B’nai B’rith President Robert Spitzer and CEO Daniel S. Mariaschin have issued the following statement:
B’nai B’rith hails the resignations of the members of the United Nations Human Rights Council’s (UNHRC) anti-Israel “Commission of Inquiry” (COI). Chair Navi Pillay and members Miloon Kothari and Christopher Sidoti were chosen to participate on this commission precisely because of their stridently anti-Israel views.
Since they were appointed, they have confirmed all that we had warned about when this commission was created. It has become a bloated bureaucracy that has seen its task as a mission to attack Israel relentlessly, while excusing or failing to verify even the clearest human rights violations by Hamas and other Palestinian terrorist groups.
Each of the commissioners has had issues with anti-Semitism in the past few years that would have been grounds for immediate dismissal at any respectable organization.
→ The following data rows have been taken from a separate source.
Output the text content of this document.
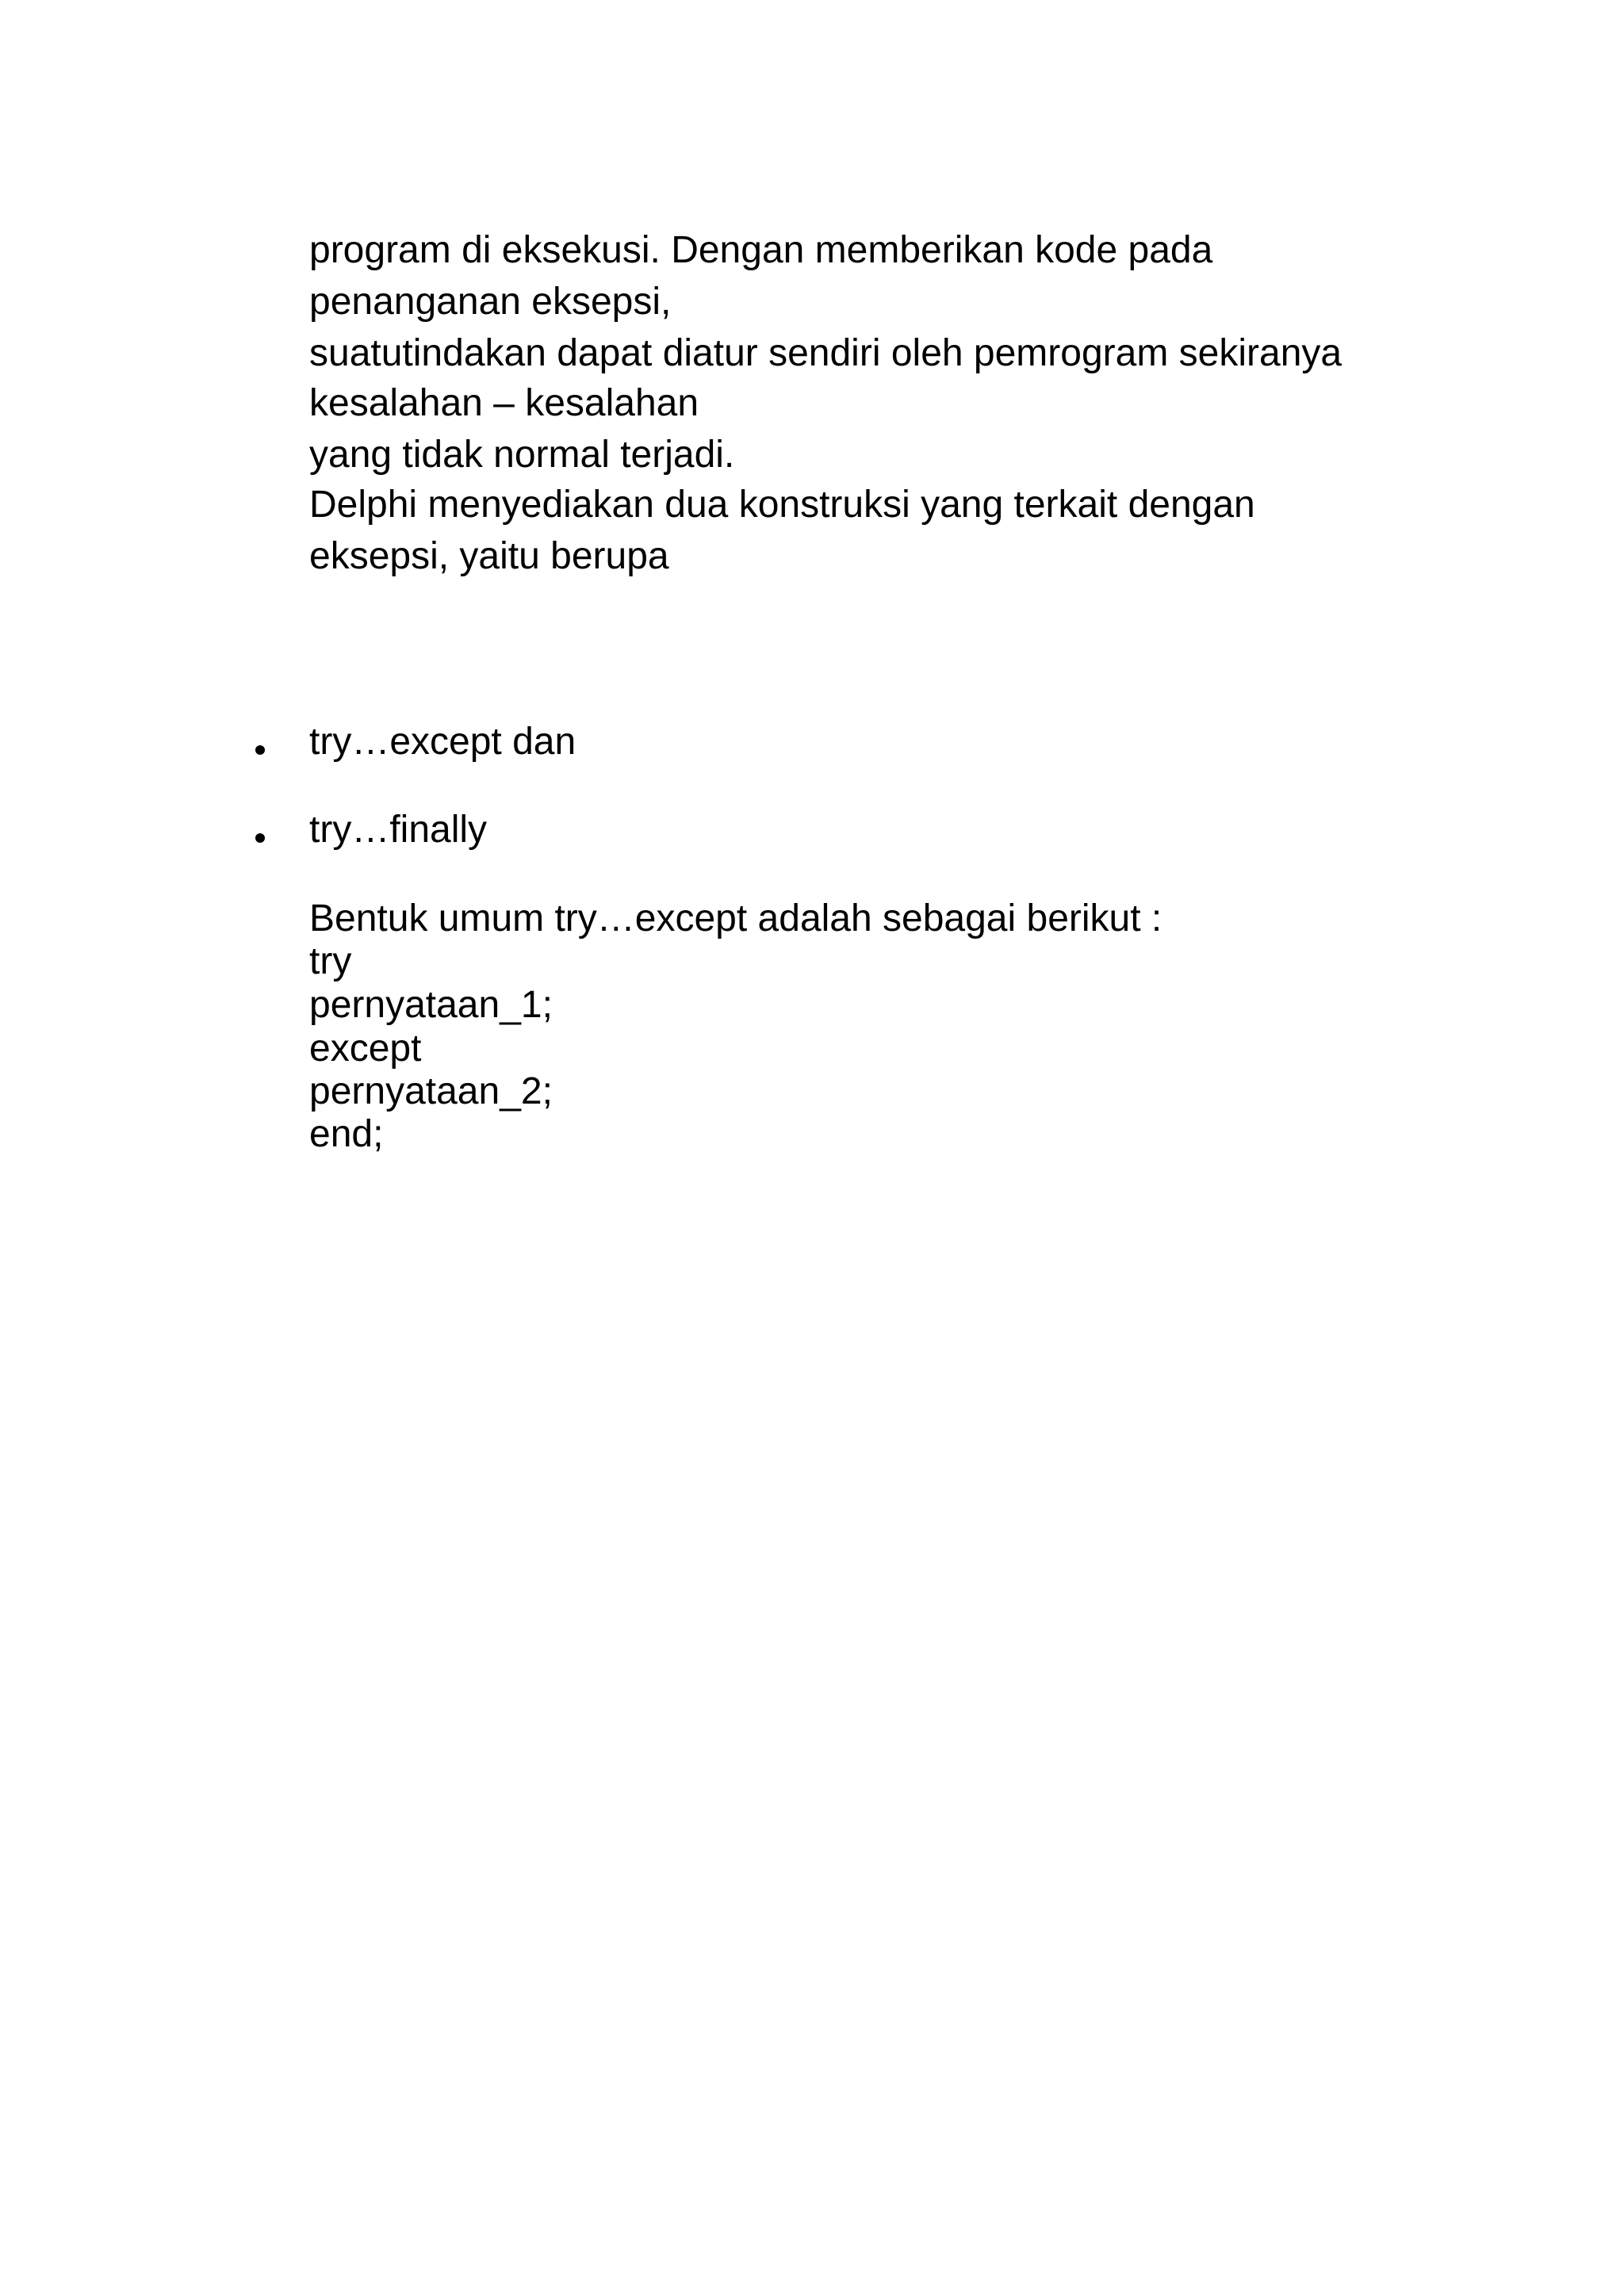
program di eksekusi. Dengan memberikan kode pada
penanganan eksepsi,
suatutindakan dapat diatur sendiri oleh pemrogram sekiranya
kesalahan – kesalahan
yang tidak normal terjadi.
Delphi menyediakan dua konstruksi yang terkait dengan
eksepsi, yaitu berupa
try…except dan
try…finally
Bentuk umum try…except adalah sebagai berikut :
try
pernyataan_1;
except
pernyataan_2;
end;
Kothari created a firestorm when he claimed that Jews control social media. Pillay chose to back up his outrageous statements instead of condemning them.
Kothari eventually, after much pressure, was forced to apologize for his anti-Semitic rant, but Pillay has never been held to account for her despicable actions during the incident. Sidoti, meanwhile, upset by valid criticism of the COI, claimed that Jews were throwing accusations of anti-Semitism like, “rice at a wedding.” At this latest UNHRC session in June, he called Palestinian terrorists that Israel had legitimately detained “hostages,” grotesquely comparing them to the dozens of Israelis still held in horrific conditions by Hamas in tunnels underneath Gaza.
The world is much better off without these three individuals holding their U.N. positions. The problem, however, is deeper than any individual or group of commissioners. It is the commission itself, with its inherent bias and enormous budget, that must be removed. Replacing these commissioners with new commission members with the same views, as the UNHRC is wont to do, will not fundamentally change the ongoing moral rot at the United Nations. Moreover, the U.N. must take accountability for the anti-Semitism that has become so commonplace within the U.N. system that these commissioners were allowed to remain in their positions for such a long period of time.